Ada rasa haru, bangga berbaur dengan suka cita merayakan 17 Agustus di negri Australia. Satu momen yang mungkin tidak pernah lekang dalam hati dan fikiran. Jauh lebih bermakna dari sekadar tampilan file digital. Ulaman rasa dan suasana begitu menyatu dalam hati yang terus bercerita dari tiap masa yang sudah diukir. Begitulah rasa dan suasana momen 17-an di negri Kangguru yang baru kemarin saya rasakan. Tidak pernah menyangka jika satu saat saya bisa merasakan 17-an di negri orang.Â
Meja Among Tamu - foto: Stephanie Guna
Ada hal yang terus terpagut dalam hati orang-orang
Indonesia di negri orang sepertinya. Mereka tidak pernah akan melupakan negrinya. Sejauh dan sebaik apapun negri orang. Peribahasa hujan emas di negri orang, lebih baik hujan batu di negri sendiri benar adanya. Bukan berarti orang Indonesia tidak mau hidup enak di negri orang dengan mencari rezeki halal. Namun hati tetap akan terpaut rasa dan asal diri di negri Indonesia. Toh perjuangan kita di negri orang pasti dimulai di negri sendiri. Entah nenek-kakek kita dahulu atau kita sendiri.

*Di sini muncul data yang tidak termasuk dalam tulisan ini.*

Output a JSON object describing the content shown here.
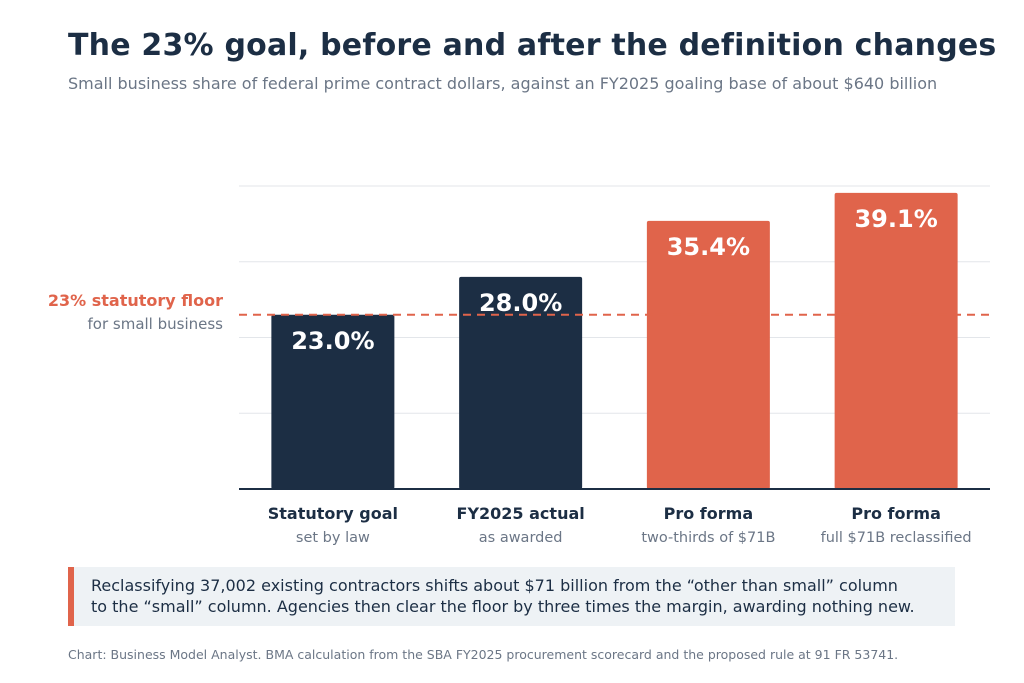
{
  "title": "The 23% goal, before and after the definition changes",
  "subtitle": "Small business share of federal prime contract dollars, against an FY2025 goaling base of about $640 billion",
  "reference_line": {
    "value": 23,
    "label": "23% statutory floor",
    "sublabel": "for small business",
    "color": "#e0644b"
  },
  "chart_data": {
    "type": "bar",
    "categories": [
      "Statutory goal",
      "FY2025 actual",
      "Pro forma",
      "Pro forma"
    ],
    "category_sublabels": [
      "set by law",
      "as awarded",
      "two-thirds of $71B",
      "full $71B reclassified"
    ],
    "values": [
      23.0,
      28.0,
      35.4,
      39.1
    ],
    "value_labels": [
      "23.0%",
      "28.0%",
      "35.4%",
      "39.1%"
    ],
    "bar_colors": [
      "#1c2e44",
      "#1c2e44",
      "#e0644b",
      "#e0644b"
    ],
    "ylim": [
      0,
      40
    ],
    "gridlines": [
      10,
      20,
      30,
      40
    ],
    "grid": true
  },
  "callout": {
    "line1": "Reclassifying 37,002 existing contractors shifts about $71 billion from the “other than small” column",
    "line2": "to the “small” column. Agencies then clear the floor by three times the margin, awarding nothing new."
  },
  "source": "Chart: Business Model Analyst. BMA calculation from the SBA FY2025 procurement scorecard and the proposed rule at 91 FR 53741."
}
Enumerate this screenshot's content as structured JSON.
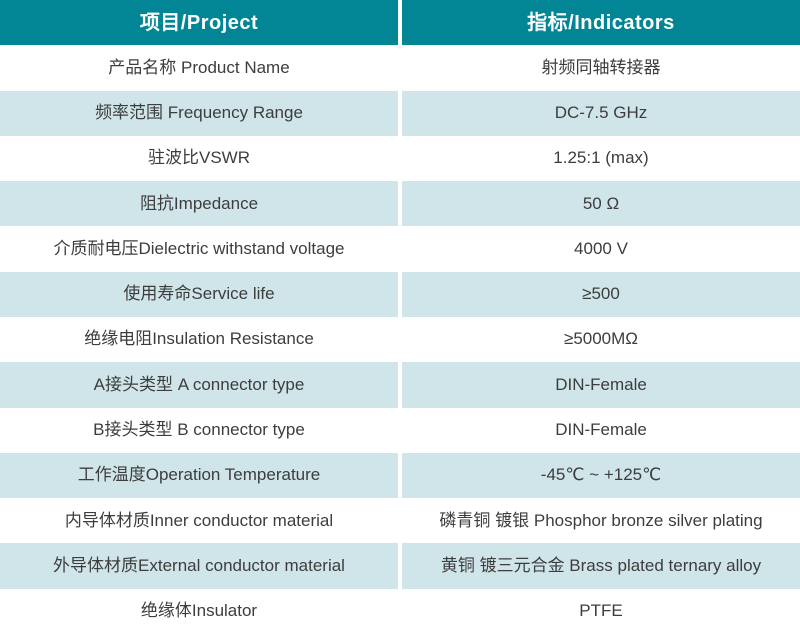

Momen Bersama - foto: Stephanie Guna
Di momentum 17 Agustus tidak ada lagi seolah rasa hidup di negri orang. Mulai dari lomba yang diadakan sampai makanan semuanya khas Indonesia. Dan tentunya slogan Bhinneka Tunggal Ika benar adanya saat saya merayakan 17-an di
Wollongong. Tepat tanggal 28 Agustus kemarin, warga Indonesia di Australia merayakan 17 Agustusan di University of Wollongong. Mulai dari
senior citizen sampai
new-comer student seperti saya berbaur dalam kebersamaan. Tiada lagi membedakan warna kulit, suku, agama ataupun asal wilayah, 17-an di sini benar-benar bernuansa ke-Bhineka-an. Dan itulah sejatinya Indonesia.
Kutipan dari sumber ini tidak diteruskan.